Este blogue faz hoje cinco anos. Até ao momento em que escrevo recebeu mais de 1,7 milhões de visitas (não tendo estado ligado a nenhum contador nos primeiros sete meses e meio de vida). Os números de 2009 são os seguintes: mais de meio milhão de visitas (504.473), mais de 700 mil page views (709.899). Ou seja, uma média de mil e quatrocentos visitantes por dia, e de cerca de duas mil page views em cada 24 horas. Para um blogue que não está ligado a nenhuma corporação influente (magistratura, media, agências de clipping, internacional universitária, maçonaria, etc.), é um score não negligenciável.

Nestes cinco anos vi chegar e partir muita gente. Uns quantos foram triturados pelos equívocos em que se deixaram enredar.

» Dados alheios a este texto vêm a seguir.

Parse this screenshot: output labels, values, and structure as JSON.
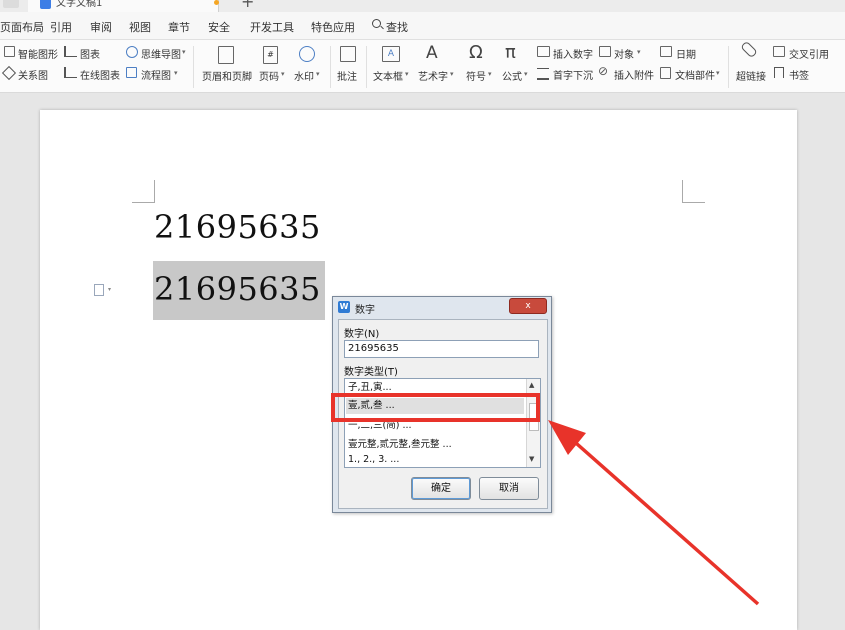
{
  "window": {
    "doc_tab_title": "文字文稿1",
    "new_tab": "+"
  },
  "menu": {
    "items": [
      "页面布局",
      "引用",
      "审阅",
      "视图",
      "章节",
      "安全",
      "开发工具",
      "特色应用"
    ],
    "search_label": "查找"
  },
  "ribbon": {
    "smart_shape": "智能图形",
    "chart": "图表",
    "mind_map": "思维导图",
    "relation_graph": "关系图",
    "online_chart": "在线图表",
    "flowchart": "流程图",
    "header_footer": "页眉和页脚",
    "page_number": "页码",
    "watermark": "水印",
    "comment": "批注",
    "text_box": "文本框",
    "word_art": "艺术字",
    "symbol": "符号",
    "formula": "公式",
    "insert_number": "插入数字",
    "object": "对象",
    "date": "日期",
    "drop_cap": "首字下沉",
    "insert_attachment": "插入附件",
    "doc_parts": "文档部件",
    "hyperlink": "超链接",
    "cross_reference": "交叉引用",
    "bookmark": "书签"
  },
  "document": {
    "line1": "21695635",
    "line2": "21695635"
  },
  "dialog": {
    "title": "数字",
    "close": "x",
    "number_label": "数字(N)",
    "number_value": "21695635",
    "type_label": "数字类型(T)",
    "types": [
      "子,丑,寅...",
      "壹,贰,叁 ...",
      "一,二,三(简) ...",
      "壹元整,贰元整,叁元整 ...",
      "1., 2., 3. ..."
    ],
    "selected_index": 1,
    "ok": "确定",
    "cancel": "取消"
  },
  "colors": {
    "annotation": "#e8332a",
    "selection": "#c8c8c8",
    "wps_blue": "#2f7bd4"
  }
}
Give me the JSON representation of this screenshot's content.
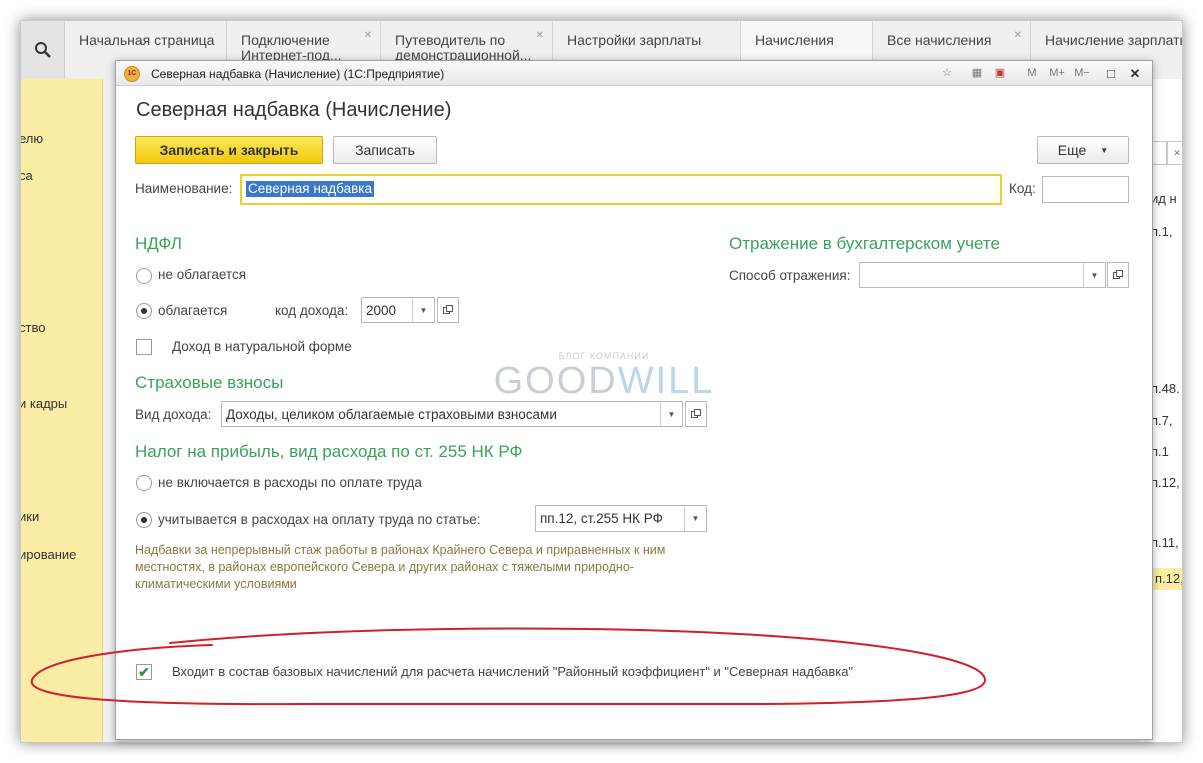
{
  "tabs": [
    {
      "label": "Начальная страница",
      "closable": false
    },
    {
      "label": "Подключение Интернет-под...",
      "closable": true
    },
    {
      "label": "Путеводитель по демонстрационной...",
      "closable": true
    },
    {
      "label": "Настройки зарплаты",
      "closable": false
    },
    {
      "label": "Начисления",
      "closable": false
    },
    {
      "label": "Все начисления",
      "closable": true
    },
    {
      "label": "Начисление зарплаты",
      "closable": false
    }
  ],
  "sidebar": {
    "items": [
      "елю",
      "са",
      "ство",
      "и кадры",
      "ики",
      "ирование"
    ]
  },
  "bg_list": {
    "header": "ид н",
    "rows": [
      "п.1,",
      "п.48.",
      "п.7,",
      "п.1",
      "п.12,",
      "п.11,",
      "п.12,"
    ]
  },
  "dialog": {
    "window_title": "Северная надбавка (Начисление) (1С:Предприятие)",
    "titlebar_buttons": [
      "M",
      "M+",
      "M−"
    ],
    "form_title": "Северная надбавка (Начисление)",
    "save_close_label": "Записать и закрыть",
    "save_label": "Записать",
    "more_label": "Еще",
    "name_label": "Наименование:",
    "name_value": "Северная надбавка",
    "code_label": "Код:",
    "code_value": ""
  },
  "ndfl": {
    "title": "НДФЛ",
    "not_taxed_label": "не облагается",
    "taxed_label": "облагается",
    "selected": "taxed",
    "income_code_label": "код дохода:",
    "income_code_value": "2000",
    "natural_income_label": "Доход в натуральной форме",
    "natural_income_checked": false
  },
  "accounting": {
    "title": "Отражение в бухгалтерском учете",
    "method_label": "Способ отражения:",
    "method_value": ""
  },
  "insurance": {
    "title": "Страховые взносы",
    "income_type_label": "Вид дохода:",
    "income_type_value": "Доходы, целиком облагаемые страховыми взносами"
  },
  "profit_tax": {
    "title": "Налог на прибыль, вид расхода по ст. 255 НК РФ",
    "not_included_label": "не включается в расходы по оплате труда",
    "included_label": "учитывается в расходах на оплату труда по статье:",
    "selected": "included",
    "article_value": "пп.12, ст.255 НК РФ",
    "note": "Надбавки за непрерывный стаж работы в районах Крайнего Севера и приравненных к ним местностях, в районах европейского Севера и других районах с тяжелыми природно-климатическими условиями"
  },
  "base_accruals": {
    "label": "Входит в состав базовых начислений для расчета начислений \"Районный коэффициент\" и \"Северная надбавка\"",
    "checked": true
  },
  "watermark": {
    "top": "БЛОГ КОМПАНИИ",
    "main_a": "GOOD",
    "main_b": "WILL",
    "bottom": "ТЕХНОЛОГИИ ДЛЯ БИЗНЕСА"
  },
  "colors": {
    "accent_yellow": "#f2c90e",
    "section_green": "#3aa35a",
    "annotation_red": "#d0202a",
    "sidebar_yellow": "#fbeca6"
  }
}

Alguns, mais do que seria desejável, insistem em transpor para a actualidade os métodos que definiram o conflito entre partisans e collaborationnistes. Um triste reflexo da falta de cultura democrática dos órfãos de Vichy. Felizmente, vivemos em democracia, o que significa que as coisas são como são porque uma maioria significativa quer que sejam exactamente assim. No dia em que a maioria decidir o contrário, o contrário será. Tão simples como isto.

Os analfabetos de serviço gostariam de ver este blogue entalado nas baias da literatura. Se fossem um bocadinho mais lidos, sabiam que a New York Review of Books, por si só, já dedicou mais páginas à Era Bush e ao Iraque que toda a imprensa portuguesa. Escusam portanto de espernear. O Da Literatura continuará a reflectir os meus interesses: cultura, actualidade política, identidade gay, Lisboa, sociedade, media e cena literária.

É devido um agradecimento aos “seguidores”, a todos os leitores (em particular aos que por correio comentam os textos) e, last but not least, aos bloggers de vários quadrantes ideológicos que se têm dado ao trabalho de me citar, nem sempre de forma elogiosa.

Seja-me permitida uma saudação especial a toda a equipa Jugular, muito cá de casa, à Isabel, ao Francisco, ao Tomás, ao Nuno, à Carla, ao Henrique, ao Ricardo, ao Pedro, ao Paulo, à Joana Carvalho Dias, ao André Couto, ao Nuno Seabra Lopes, ao Luís Carmelo, ao Luis Januário, ao Filipe Nunes Vicente, ao Luis M. Jorge, ao João Pombeiro, ao Miguel Abrantes himself, ao Pedro Magalhães, à Sofia Loureiro dos Santos, ao Luís Novaes Tito, ao Paulo Ferreira, à Teresa Castro, ao Eduardo Graça, à Isabela Figueiredo, ao Rui Herbon, ao Pedro Vieira, ao Lauro António, à Isabel Goulão, ao Vítor Coelho da Silva, ao Manuel S. Fonseca, à Isabella Oliveira, ao Carlos Santos, ao Paulo Gorjão, ao Pedro Adão e Silva e ao Porfírio Silva.

A imagem? Um blogue é (ou pretende ser) uma câmera de alta precisão.